Tuesday, May 27, 2008

We live on Drury Lane

Here at Casa Linguini we take our triumphs where we can get them.

To that end, here are a few culinary successes over the past week.

First and that of which I am most proud, are the perfect hard boiled egg.

Okay, maybe this isn’t impressive to you, but I have an ongoing battle with hard boiled eggs. My criteria for perfection is that they are easy to peel without any of the white having to be pocked by fingernails and the yolk must not have any gray in it. I don't even demand that the yolk remain perfectly centered in the largest part of the oval -- only that they don't resemble spackle.

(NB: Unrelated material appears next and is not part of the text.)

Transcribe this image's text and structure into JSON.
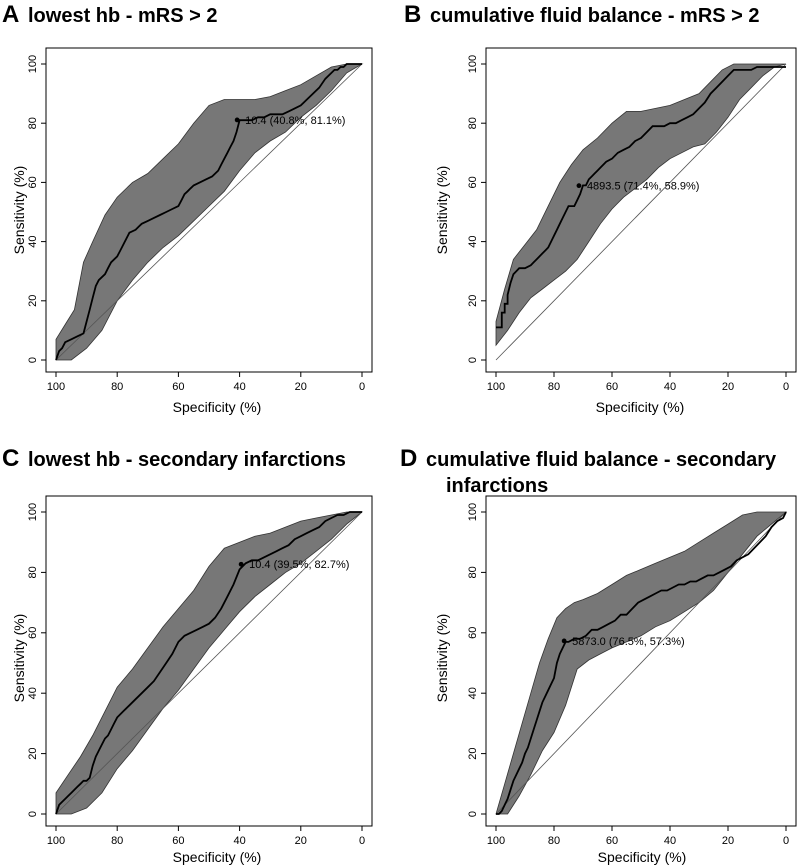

In spite of following all the myriad of “fool prooftips for the perfect hard boiled egg, I have never achieved the goal of all the eggs in the batch I’m making turning out perfect. I may get one perfect one, but the rest will have that gray coating around the yolk; or the entire white will split; or the shell will come off in little tiny splinters.

But behold! Eggy perfection with which to torture Heir 2, who absolutely hates hard boiled eggs.

This was part of our Tuesday dinner salad, since I refuse to turn on air conditioning until the last two weeks in July and I didn’t want to heat up the whole house.





The other minor triumph was actually a mistake that turned out well.

Oatmeal banana blueberry muffins. No sugar. Not on purpose, mind you. I simply forgot because I was making lemonade at the same time and put the sugar destined for the muffins in the lemonade and then forgot about the muffin batter. Still, two dozen muffins didn’t last 24 hours, so it couldn’t have been that bad.

Just one more thing:

Do you know the Muffin Man?


7 comments:

benning said...

I have a push pin I keep in the silverware drawer. (Yeah, like I have silver! Hah!) When I boil eggs I carefully poke a hole in the fat end of the egg. This allows the sulphur in the egg, which colors the yolk greenish-gray, to escape while boiling. Helps the flavor, too. It also allows water to enter the shell and makes the removal of the shell a lot easier.

I HATE eggshells that won't come off the egg! I don't really care about the color of the yolk, but I saw that pin bit on a cooking show once and tried it. It worked pretty well.

My Grandpop's method to make the shells slide off easier was to crack the cooled egg, peel off a bit on one end, then blow into the shell. Same idea, I guess: put moisture around the egg inside the shell.

benning said...

By the way ... fresh eggs are harder to peel than older eggs. Just so you remember! LOL

Darkgarden said...

Wow... no black n' blue middle by the yellow! Awsome!

The muffin-man is getting skin cell and hair debris on the muffins.

I too dislike the whole egg-peeling thing. Can't get it down. I love hard boiled eggs though.

How did you keep it from discoloring at the borderline? I've tried some of the handy tips. They didn't work.

Sisiggy said...

benning: Okay. These are new tips I'll have to try. So it's the sulpher, huh?

DG: All those muffins were his muffins. He dragged them into his cage and were never seen again.

Don't know what I did to deserve the perfect eggs. Like I said, I can usually get one, but all of them came out perfect.

I always thought it was overcooking the eggs that caused the gray/green crud. Benning says its the sulfur. Maybe it's both. All I know is I started out with cold water in that cephalon sauce pot I have, brought it to a boil (with the lid on because the cephalon takes too long to come to a boil otherwise), once it was at a rolling boil, pulled it off the burner and set the time for 12 min. At 12 min., I dumped the hot water and ran it under cold for a good, long time.

If it works again, I'll deem it a "system." Until that time, I'm treating it as a fluke.

Anonymous said...

Am I too old to be adopted?
Because I would APPRECIATE all the cooking and wouldn't gripe AT ALL about grey on eggs if you would just let me have the salads and muffins and such. And lemonade! And dogs!
Sigh. Your family is so lucky.

Darkgarden said...

I knew it was the sulfer. I can't see the poking a pin thing. Wouldn't you then have, like, some stringy trail of eggy-goo turning into stuff that looks like egg drop soup then? ... or like, the eggs will look like a really fat fish with a trail of poo bobbing around in the water.

So you had the eggs in from the get-go, or you added them after the water boiled and you took pot off burner?

Sisiggy said...

Trasherati: Sure! We'll adopt you! You'll just have to share the basement with Heir 1 and his troll friends... Oh, and learn to eat fast. It all goes very quickly.

DG: According to Dirtman (he of the poultry degree) the piercing of the large end of the egg apparently breaks some sort of gas pocket in the egg and for some reason this means it won't seep out. I've heard about using this method to prevent cracking, but it has to be a really, really thin pin.